Notre objectif est clair : créer de la valeur tangible.

CONGOPROFOND.NET : Quels conseils donneriez-vous aux entreprises qui hésitent encore à amorcer leur transformation digitale ?

Estelle Essame : Le principal risque aujourd’hui, c’est l’inaction.

La transformation digitale doit être progressive, structurée et alignée sur les objectifs business. Il ne s’agit pas de tout transformer, mais de prioriser les leviers à fort impact.

Il est aussi essentiel de s’entourer des bonnes expertises et d’adopter une culture d’adaptation continue.

CONGOPROFOND.NET : Quelles tendances digitales marqueront les prochaines années en Afrique ?

Estelle Essame : L’intelligence artificielle va accélérer beaucoup de choses. En parallèle, la cybersécurité deviendra critique.

Je crois également à la montée des solutions africaines, pensées pour nos réalités. Nous allons passer progressivement d’un modèle d’adoption à un modèle de création.

CONGOPROFOND.NET : Comment les jeunes et les startups peuvent-ils tirer parti de cette dynamique ?

Estelle Essame : Les opportunités sont considérables. Ils doivent se positionner rapidement, développer des compétences solides et miser sur la collaboration.

Des plateformes comme DIGI’TALK leur permettent de gagner en visibilité, de rencontrer des partenaires et d’accélérer leur croissance.

CONGOPROFOND.NET : Pourquoi faut-il absolument participer à DIGI’TALK Douala 2026 ?

Estelle Essame : Parce que DIGI’TALK est un catalyseur d’opportunités.
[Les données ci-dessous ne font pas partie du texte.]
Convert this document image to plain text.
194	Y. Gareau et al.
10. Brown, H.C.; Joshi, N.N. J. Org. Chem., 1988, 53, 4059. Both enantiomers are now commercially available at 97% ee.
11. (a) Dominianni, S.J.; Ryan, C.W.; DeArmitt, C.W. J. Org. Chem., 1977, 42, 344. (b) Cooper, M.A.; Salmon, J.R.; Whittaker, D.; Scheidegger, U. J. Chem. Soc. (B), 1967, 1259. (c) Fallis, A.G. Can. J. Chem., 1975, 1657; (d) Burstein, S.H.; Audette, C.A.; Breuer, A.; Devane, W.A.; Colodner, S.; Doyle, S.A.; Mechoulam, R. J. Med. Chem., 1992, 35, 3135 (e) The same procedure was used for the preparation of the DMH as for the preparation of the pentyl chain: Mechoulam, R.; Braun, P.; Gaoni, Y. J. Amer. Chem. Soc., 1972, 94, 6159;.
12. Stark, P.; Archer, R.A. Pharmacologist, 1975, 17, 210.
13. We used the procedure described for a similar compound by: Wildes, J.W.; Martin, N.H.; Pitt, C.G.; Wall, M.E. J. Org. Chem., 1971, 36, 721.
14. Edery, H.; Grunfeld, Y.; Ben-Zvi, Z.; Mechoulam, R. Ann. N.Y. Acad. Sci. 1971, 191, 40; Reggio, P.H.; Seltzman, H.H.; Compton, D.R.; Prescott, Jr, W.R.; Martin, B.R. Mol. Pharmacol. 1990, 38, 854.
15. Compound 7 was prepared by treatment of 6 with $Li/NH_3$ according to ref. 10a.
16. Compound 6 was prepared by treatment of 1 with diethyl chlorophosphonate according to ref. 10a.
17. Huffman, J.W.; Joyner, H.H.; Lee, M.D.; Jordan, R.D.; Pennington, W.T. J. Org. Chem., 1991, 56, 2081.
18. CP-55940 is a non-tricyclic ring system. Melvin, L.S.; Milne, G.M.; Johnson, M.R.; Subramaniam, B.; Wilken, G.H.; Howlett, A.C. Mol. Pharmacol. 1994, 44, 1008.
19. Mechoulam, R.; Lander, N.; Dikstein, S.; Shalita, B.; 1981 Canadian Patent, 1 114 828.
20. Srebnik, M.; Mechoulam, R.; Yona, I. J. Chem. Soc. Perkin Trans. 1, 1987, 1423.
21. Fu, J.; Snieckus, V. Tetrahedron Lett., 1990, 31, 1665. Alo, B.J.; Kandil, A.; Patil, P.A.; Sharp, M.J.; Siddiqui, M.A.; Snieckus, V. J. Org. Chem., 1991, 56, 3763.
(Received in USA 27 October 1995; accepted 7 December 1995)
C’est un espace où se rencontrent les acteurs qui façonnent l’avenir du digital en Afrique centrale. En une seule expérience, les participants accèdent à un réseau qualifié, à des insights stratégiques et à des opportunités concrètes.

C’est un rendez-vous à forte valeur ajoutée.

CONGOPROFOND.NET : Un dernier message aux acteurs du numérique et aux décideurs africains ?

Estelle Essame : Nous sommes à un tournant décisif. L’Afrique ne peut plus se contenter d’être un marché de consommation technologique.

Elle doit s’affirmer comme un acteur de création, d’innovation et de production de solutions adaptées à ses réalités.

Cela exige une mobilisation collective : institutions, secteur privé, talents et entrepreneurs.

C’est à ce prix que nous construirons une Afrique qui ne subit pas la transformation digitale, mais qui la façonne.